Age: 36
Job Title: Senior Urban Planner and Designer, Kennedy
Why She’s Top 40: She’s helping to make Edmonton a more liveable city for all Edmontonians — even in the wintertime.
Guilty Pleasure: “The chocolate chip oatmeal cookies at Credo on 124th Street. They are warm and soft with crispy edges, and fresh out of the oven at 11 a.m. daily.”
For most of her adult life, Nola Kilmartin lived in cities where a person could comfortably get around on foot or with transit.
“You get to spend your time focused on what’s important, instead of sitting in traffic congestion,” she says. While living in Montreal, she was struck by the many benefits of a pedestrian-friendly city. At 27, she left a career in finance and business for urban planning, hoping to make other communities just as liveable, environmentally friendly and healthy.
In 2011, Kilmartin took a job in Edmonton, figuring the young and fast-growing city would give her the chance to make a big impact. She was right: as a planner at the City of Edmonton, she helped rezone approximately 40 football fields of land. This included more than 100 infill projects, including the contentious LRT expansion.
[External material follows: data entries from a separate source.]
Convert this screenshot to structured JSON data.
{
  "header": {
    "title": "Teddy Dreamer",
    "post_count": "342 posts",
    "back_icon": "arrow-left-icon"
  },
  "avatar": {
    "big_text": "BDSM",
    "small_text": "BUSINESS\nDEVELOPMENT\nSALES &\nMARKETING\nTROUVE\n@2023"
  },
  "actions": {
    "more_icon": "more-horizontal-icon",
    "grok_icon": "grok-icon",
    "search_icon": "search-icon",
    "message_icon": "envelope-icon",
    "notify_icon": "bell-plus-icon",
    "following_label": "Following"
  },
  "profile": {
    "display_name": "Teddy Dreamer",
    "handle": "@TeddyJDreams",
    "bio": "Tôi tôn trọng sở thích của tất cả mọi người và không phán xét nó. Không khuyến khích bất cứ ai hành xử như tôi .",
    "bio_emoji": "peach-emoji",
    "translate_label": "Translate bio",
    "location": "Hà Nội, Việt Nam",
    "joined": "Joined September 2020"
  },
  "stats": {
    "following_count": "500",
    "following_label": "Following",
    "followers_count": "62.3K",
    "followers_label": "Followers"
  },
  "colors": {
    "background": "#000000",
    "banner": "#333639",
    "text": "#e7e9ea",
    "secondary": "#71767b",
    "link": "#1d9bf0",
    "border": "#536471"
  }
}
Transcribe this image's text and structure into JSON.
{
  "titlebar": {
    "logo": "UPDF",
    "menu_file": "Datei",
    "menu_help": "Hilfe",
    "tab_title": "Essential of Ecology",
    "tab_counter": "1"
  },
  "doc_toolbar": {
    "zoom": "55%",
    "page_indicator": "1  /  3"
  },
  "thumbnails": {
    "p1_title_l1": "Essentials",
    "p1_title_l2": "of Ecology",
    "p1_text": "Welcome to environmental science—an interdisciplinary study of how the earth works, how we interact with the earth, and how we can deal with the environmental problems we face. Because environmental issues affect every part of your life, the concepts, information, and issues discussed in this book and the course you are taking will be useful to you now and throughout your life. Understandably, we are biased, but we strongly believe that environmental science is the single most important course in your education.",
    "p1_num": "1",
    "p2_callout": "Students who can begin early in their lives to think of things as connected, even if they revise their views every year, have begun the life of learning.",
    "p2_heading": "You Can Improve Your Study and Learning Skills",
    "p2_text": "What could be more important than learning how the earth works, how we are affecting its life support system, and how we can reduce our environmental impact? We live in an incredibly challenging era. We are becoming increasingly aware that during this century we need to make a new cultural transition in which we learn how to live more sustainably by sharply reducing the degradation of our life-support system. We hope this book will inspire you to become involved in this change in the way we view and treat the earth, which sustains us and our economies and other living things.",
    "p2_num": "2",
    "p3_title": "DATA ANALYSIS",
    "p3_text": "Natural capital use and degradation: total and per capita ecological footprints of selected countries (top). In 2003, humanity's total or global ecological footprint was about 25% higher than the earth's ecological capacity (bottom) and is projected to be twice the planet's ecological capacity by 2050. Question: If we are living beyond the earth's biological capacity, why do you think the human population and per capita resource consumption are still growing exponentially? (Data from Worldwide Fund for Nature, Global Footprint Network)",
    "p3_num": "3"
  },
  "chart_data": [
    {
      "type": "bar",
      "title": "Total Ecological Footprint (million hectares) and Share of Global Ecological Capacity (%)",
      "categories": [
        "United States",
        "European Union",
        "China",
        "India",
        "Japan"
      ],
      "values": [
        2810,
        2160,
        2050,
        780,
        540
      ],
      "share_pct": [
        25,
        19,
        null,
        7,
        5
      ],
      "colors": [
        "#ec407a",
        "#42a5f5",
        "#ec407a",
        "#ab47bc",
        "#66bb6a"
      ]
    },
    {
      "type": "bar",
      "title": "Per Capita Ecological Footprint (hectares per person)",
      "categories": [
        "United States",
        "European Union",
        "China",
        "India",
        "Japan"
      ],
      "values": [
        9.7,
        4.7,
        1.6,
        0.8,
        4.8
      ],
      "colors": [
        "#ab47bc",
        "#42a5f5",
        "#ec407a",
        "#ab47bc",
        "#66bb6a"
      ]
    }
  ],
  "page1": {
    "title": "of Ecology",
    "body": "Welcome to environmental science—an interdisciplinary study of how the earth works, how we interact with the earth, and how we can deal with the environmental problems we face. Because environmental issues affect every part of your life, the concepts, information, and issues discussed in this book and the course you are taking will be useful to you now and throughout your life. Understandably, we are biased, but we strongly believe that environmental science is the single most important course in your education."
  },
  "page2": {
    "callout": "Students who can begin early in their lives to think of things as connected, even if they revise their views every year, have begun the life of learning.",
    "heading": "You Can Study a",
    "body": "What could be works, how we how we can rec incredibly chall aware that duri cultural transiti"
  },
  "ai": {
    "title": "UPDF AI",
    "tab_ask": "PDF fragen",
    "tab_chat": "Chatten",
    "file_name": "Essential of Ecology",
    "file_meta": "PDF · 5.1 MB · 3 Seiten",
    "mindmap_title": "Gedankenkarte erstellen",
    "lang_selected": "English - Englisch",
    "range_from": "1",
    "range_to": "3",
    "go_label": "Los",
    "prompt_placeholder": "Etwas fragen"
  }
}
Kilmartin also created the city’s Winter Design Guidelines to help make the city more pedestrian-friendly. The landmark document drew international attention and she was invited to speak at the 2016 International Winter Cities Symposium in Turkey.
Now, Kilmartin works for Kennedy, an Edmonton design studio, and plans diverse development projects across the city. In her spare time, she’s helping organize the 2017 Winter Cities Shake-up (an international conference for city builders) and a conference for Women and Money Canada (a new organization aimed at financial empowerment for all women).
Busy as she is, Kilmartin continues to enjoy life as a pedestrian. The car she purchased two years ago for outdoor adventures is usually parked at home: “I don’t ever want to spend my time sitting in traffic or my money on fuel.”